Le Circuit québécois de canot à glace, qui compte cette année 350 canotiers et canotières, sera composé de sept épreuves dont la première, la Course de la Banquise, aura lieu à Porteuf samedi.

Des canotiers plus en sécurité sur le fleuve Saint-Laurent [VIDÉO]

«L’idéal, c’est de s’entraîner sur des lacs environnants, mais ils sont peu accessibles. Et le fleuve reste le fleuve.»
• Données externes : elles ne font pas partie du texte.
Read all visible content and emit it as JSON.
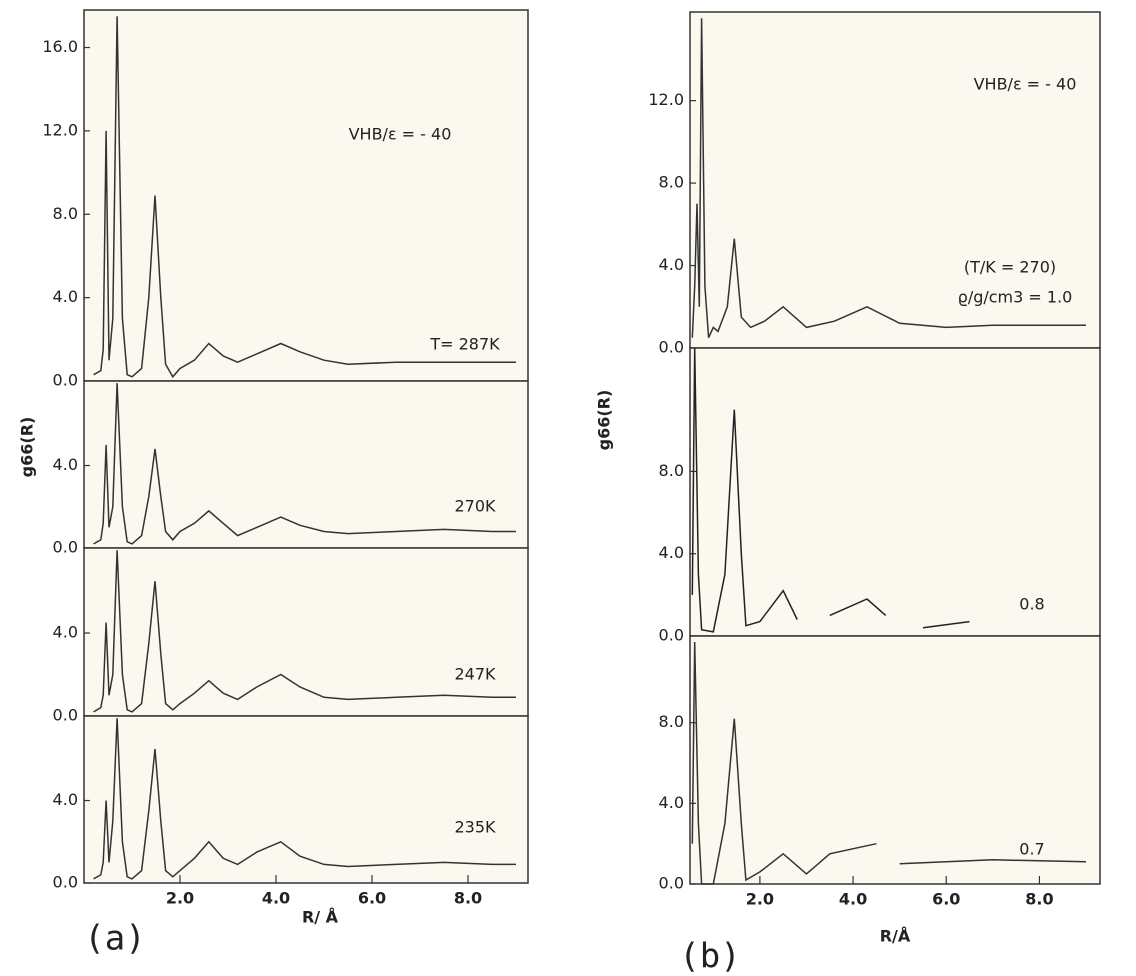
{
  "chart_data": [
    {
      "type": "line",
      "ylabel": "g66(R)",
      "annotations": [
        "VHB/ε = - 40",
        "T= 287K"
      ],
      "color": "#333333",
      "x": [
        0.2,
        0.35,
        0.4,
        0.46,
        0.52,
        0.6,
        0.69,
        0.8,
        0.9,
        1.0,
        1.2,
        1.35,
        1.48,
        1.6,
        1.7,
        1.85,
        2.0,
        2.3,
        2.6,
        2.9,
        3.2,
        3.6,
        4.1,
        4.5,
        5.0,
        5.5,
        6.5,
        7.5,
        8.5,
        9.0
      ],
      "values": [
        0.3,
        0.5,
        1.5,
        12,
        1,
        3,
        17.5,
        3,
        0.3,
        0.2,
        0.6,
        4,
        8.9,
        4,
        0.8,
        0.2,
        0.6,
        1.0,
        1.8,
        1.2,
        0.9,
        1.3,
        1.8,
        1.4,
        1.0,
        0.8,
        0.9,
        0.9,
        0.9,
        0.9
      ],
      "ylim": [
        0,
        17.8
      ],
      "yticks": [
        {
          "value": 0,
          "label": "0.0"
        },
        {
          "value": 4,
          "label": "4.0"
        },
        {
          "value": 8,
          "label": "8.0"
        },
        {
          "value": 12,
          "label": "12.0"
        },
        {
          "value": 16,
          "label": "16.0"
        }
      ],
      "xlim": [
        0,
        9.25
      ]
    },
    {
      "type": "line",
      "annotations": [
        "270K"
      ],
      "color": "#333333",
      "x": [
        0.2,
        0.35,
        0.4,
        0.46,
        0.52,
        0.6,
        0.69,
        0.8,
        0.9,
        1.0,
        1.2,
        1.35,
        1.48,
        1.6,
        1.7,
        1.85,
        2.0,
        2.3,
        2.6,
        2.9,
        3.2,
        3.6,
        4.1,
        4.5,
        5.0,
        5.5,
        6.5,
        7.5,
        8.5,
        9.0
      ],
      "values": [
        0.2,
        0.4,
        1.2,
        5,
        1,
        2,
        8,
        2,
        0.3,
        0.2,
        0.6,
        2.5,
        4.8,
        2.5,
        0.8,
        0.4,
        0.8,
        1.2,
        1.8,
        1.2,
        0.6,
        1.0,
        1.5,
        1.1,
        0.8,
        0.7,
        0.8,
        0.9,
        0.8,
        0.8
      ],
      "ylim": [
        0,
        8.1
      ],
      "yticks": [
        {
          "value": 0,
          "label": "0.0"
        },
        {
          "value": 4,
          "label": "4.0"
        }
      ],
      "xlim": [
        0,
        9.25
      ]
    },
    {
      "type": "line",
      "annotations": [
        "247K"
      ],
      "color": "#333333",
      "x": [
        0.2,
        0.35,
        0.4,
        0.46,
        0.52,
        0.6,
        0.69,
        0.8,
        0.9,
        1.0,
        1.2,
        1.35,
        1.48,
        1.6,
        1.7,
        1.85,
        2.0,
        2.3,
        2.6,
        2.9,
        3.2,
        3.6,
        4.1,
        4.5,
        5.0,
        5.5,
        6.5,
        7.5,
        8.5,
        9.0
      ],
      "values": [
        0.2,
        0.4,
        1.0,
        4.5,
        1,
        2,
        8,
        2,
        0.3,
        0.2,
        0.6,
        3.5,
        6.5,
        3,
        0.6,
        0.3,
        0.6,
        1.1,
        1.7,
        1.1,
        0.8,
        1.4,
        2.0,
        1.4,
        0.9,
        0.8,
        0.9,
        1.0,
        0.9,
        0.9
      ],
      "ylim": [
        0,
        8.1
      ],
      "yticks": [
        {
          "value": 0,
          "label": "0.0"
        },
        {
          "value": 4,
          "label": "4.0"
        }
      ],
      "xlim": [
        0,
        9.25
      ]
    },
    {
      "type": "line",
      "annotations": [
        "235K"
      ],
      "color": "#333333",
      "xlabel": "R/ Å",
      "panel_label": "(a)",
      "x": [
        0.2,
        0.35,
        0.4,
        0.46,
        0.52,
        0.6,
        0.69,
        0.8,
        0.9,
        1.0,
        1.2,
        1.35,
        1.48,
        1.6,
        1.7,
        1.85,
        2.0,
        2.3,
        2.6,
        2.9,
        3.2,
        3.6,
        4.1,
        4.5,
        5.0,
        5.5,
        6.5,
        7.5,
        8.5,
        9.0
      ],
      "values": [
        0.2,
        0.4,
        1.0,
        4.0,
        1,
        3,
        8,
        2,
        0.3,
        0.2,
        0.6,
        3.5,
        6.5,
        3,
        0.6,
        0.3,
        0.6,
        1.2,
        2.0,
        1.2,
        0.9,
        1.5,
        2.0,
        1.3,
        0.9,
        0.8,
        0.9,
        1.0,
        0.9,
        0.9
      ],
      "ylim": [
        0,
        8.1
      ],
      "yticks": [
        {
          "value": 0,
          "label": "0.0"
        },
        {
          "value": 4,
          "label": "4.0"
        }
      ],
      "xlim": [
        0,
        9.25
      ],
      "xticks": [
        {
          "value": 2,
          "label": "2.0"
        },
        {
          "value": 4,
          "label": "4.0"
        },
        {
          "value": 6,
          "label": "6.0"
        },
        {
          "value": 8,
          "label": "8.0"
        }
      ]
    },
    {
      "type": "line",
      "ylabel": "g66(R)",
      "annotations": [
        "VHB/ε = - 40",
        "(T/K = 270)",
        "ϱ/g/cm3 = 1.0"
      ],
      "color": "#333333",
      "x": [
        0.55,
        0.6,
        0.65,
        0.7,
        0.75,
        0.82,
        0.9,
        1.0,
        1.1,
        1.3,
        1.45,
        1.6,
        1.8,
        2.1,
        2.5,
        3.0,
        3.6,
        4.3,
        5.0,
        6.0,
        7.0,
        8.0,
        9.0
      ],
      "values": [
        0.5,
        3,
        7,
        2,
        16,
        3,
        0.5,
        1.0,
        0.8,
        2.0,
        5.3,
        1.5,
        1.0,
        1.3,
        2.0,
        1.0,
        1.3,
        2.0,
        1.2,
        1.0,
        1.1,
        1.1,
        1.1
      ],
      "ylim": [
        0,
        16.3
      ],
      "yticks": [
        {
          "value": 0,
          "label": "0.0"
        },
        {
          "value": 4,
          "label": "4.0"
        },
        {
          "value": 8,
          "label": "8.0"
        },
        {
          "value": 12,
          "label": "12.0"
        }
      ],
      "xlim": [
        0.5,
        9.3
      ]
    },
    {
      "type": "line",
      "annotations": [
        "0.8"
      ],
      "color": "#222222",
      "x": [
        0.55,
        0.6,
        0.68,
        0.75,
        1.0,
        1.25,
        1.45,
        1.6,
        1.7,
        2.0,
        2.5,
        2.8,
        3.0,
        3.5,
        4.3,
        4.7,
        5.0,
        5.5,
        6.5,
        7.0
      ],
      "values": [
        2,
        14,
        3,
        0.3,
        0.2,
        3,
        11,
        4,
        0.5,
        0.7,
        2.2,
        0.8,
        null,
        1.0,
        1.8,
        1.0,
        null,
        0.4,
        0.7,
        null
      ],
      "ylim": [
        0,
        14
      ],
      "yticks": [
        {
          "value": 0,
          "label": "0.0"
        },
        {
          "value": 4,
          "label": "4.0"
        },
        {
          "value": 8,
          "label": "8.0"
        }
      ],
      "xlim": [
        0.5,
        9.3
      ]
    },
    {
      "type": "line",
      "annotations": [
        "0.7"
      ],
      "color": "#333333",
      "xlabel": "R/Å",
      "panel_label": "(b)",
      "x": [
        0.55,
        0.6,
        0.68,
        0.75,
        1.0,
        1.25,
        1.45,
        1.6,
        1.7,
        2.0,
        2.5,
        3.0,
        3.5,
        4.5,
        4.6,
        5.0,
        7.0,
        9.0
      ],
      "values": [
        2,
        12,
        3,
        0,
        0,
        3,
        8.2,
        3,
        0.2,
        0.6,
        1.5,
        0.5,
        1.5,
        2.0,
        null,
        1.0,
        1.2,
        1.1
      ],
      "ylim": [
        0,
        12.3
      ],
      "yticks": [
        {
          "value": 0,
          "label": "0.0"
        },
        {
          "value": 4,
          "label": "4.0"
        },
        {
          "value": 8,
          "label": "8.0"
        }
      ],
      "xlim": [
        0.5,
        9.3
      ],
      "xticks": [
        {
          "value": 2,
          "label": "2.0"
        },
        {
          "value": 4,
          "label": "4.0"
        },
        {
          "value": 6,
          "label": "6.0"
        },
        {
          "value": 8,
          "label": "8.0"
        }
      ]
    }
  ]
}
À sa 38saison de course, Jean Anderson en connaît un rayon ou deux sur le canot à glace. L’homme de bientôt 60 ans approche la centaine de victoires en carrière. Anderson et son équipage du canot Château Frontenac-Le Soleil revendiquent en plus 25 triomphes dans la mère des épreuves, celle du Carnaval de Québec, un record.
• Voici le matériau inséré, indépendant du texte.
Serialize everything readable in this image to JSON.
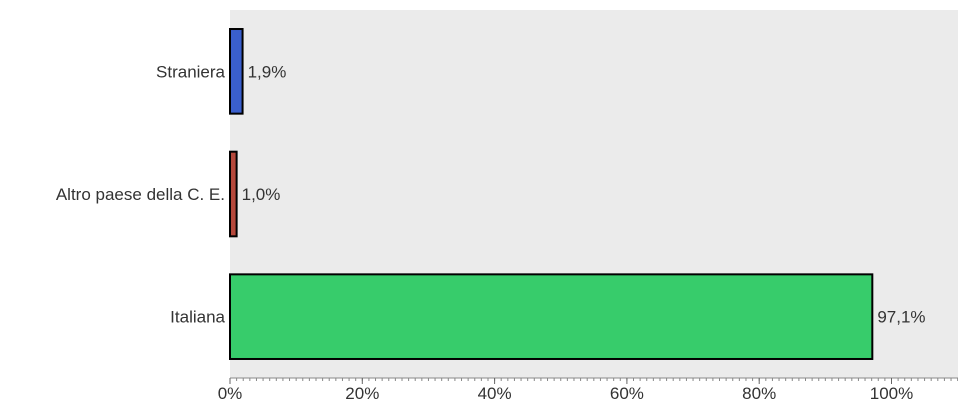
{
  "chart_data": {
    "type": "bar",
    "orientation": "horizontal",
    "categories": [
      "Straniera",
      "Altro paese della C. E.",
      "Italiana"
    ],
    "values": [
      1.9,
      1.0,
      97.1
    ],
    "value_labels": [
      "1,9%",
      "1,0%",
      "97,1%"
    ],
    "colors": [
      "#3a5fcd",
      "#b5483b",
      "#37cc6b"
    ],
    "xlim": [
      0,
      110
    ],
    "xticks": [
      0,
      20,
      40,
      60,
      80,
      100
    ],
    "xtick_labels": [
      "0%",
      "20%",
      "40%",
      "60%",
      "80%",
      "100%"
    ],
    "title": "",
    "xlabel": "",
    "ylabel": "",
    "grid": false,
    "legend": "none",
    "plot_background": "#ebebeb"
  }
}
Mais ce sport ancestral ancré dans les racines hivernales québécoises ne cesse néanmoins d’évoluer. «Quand j’ai commencé, en 1982, la majorité des embarcations étaient en bois, explique Anderson. Les bateaux avaient 21 pieds et pesaient 325 lb en compétition, plus de 400 lb pour les bateaux d’entraînement. Aujourd’hui, c’est 28 pieds de long et tout juste 255 lb, tout en fibres de carbone.»

L’aspect sécurité aussi continue de s’améliorer. Le fleuve Saint-Laurent étant ce qu’il est, la dangerosité de l’activité ne fait pas de doute et l’Association des coureurs en canot à glace du Québec, dont Anderson préside le conseil d’administration, tente toujours de dénicher de nouvelles façons de rendre son sport plus sécuritaire.

Le décès en décembre 2017 du canotier expérimenté Daniel Malenfant sur le fleuve a été un coup dur pour la communauté du canot à glace. Le rapport du coroner publié il y a quelques jours a permis de prolonger certaines avenues.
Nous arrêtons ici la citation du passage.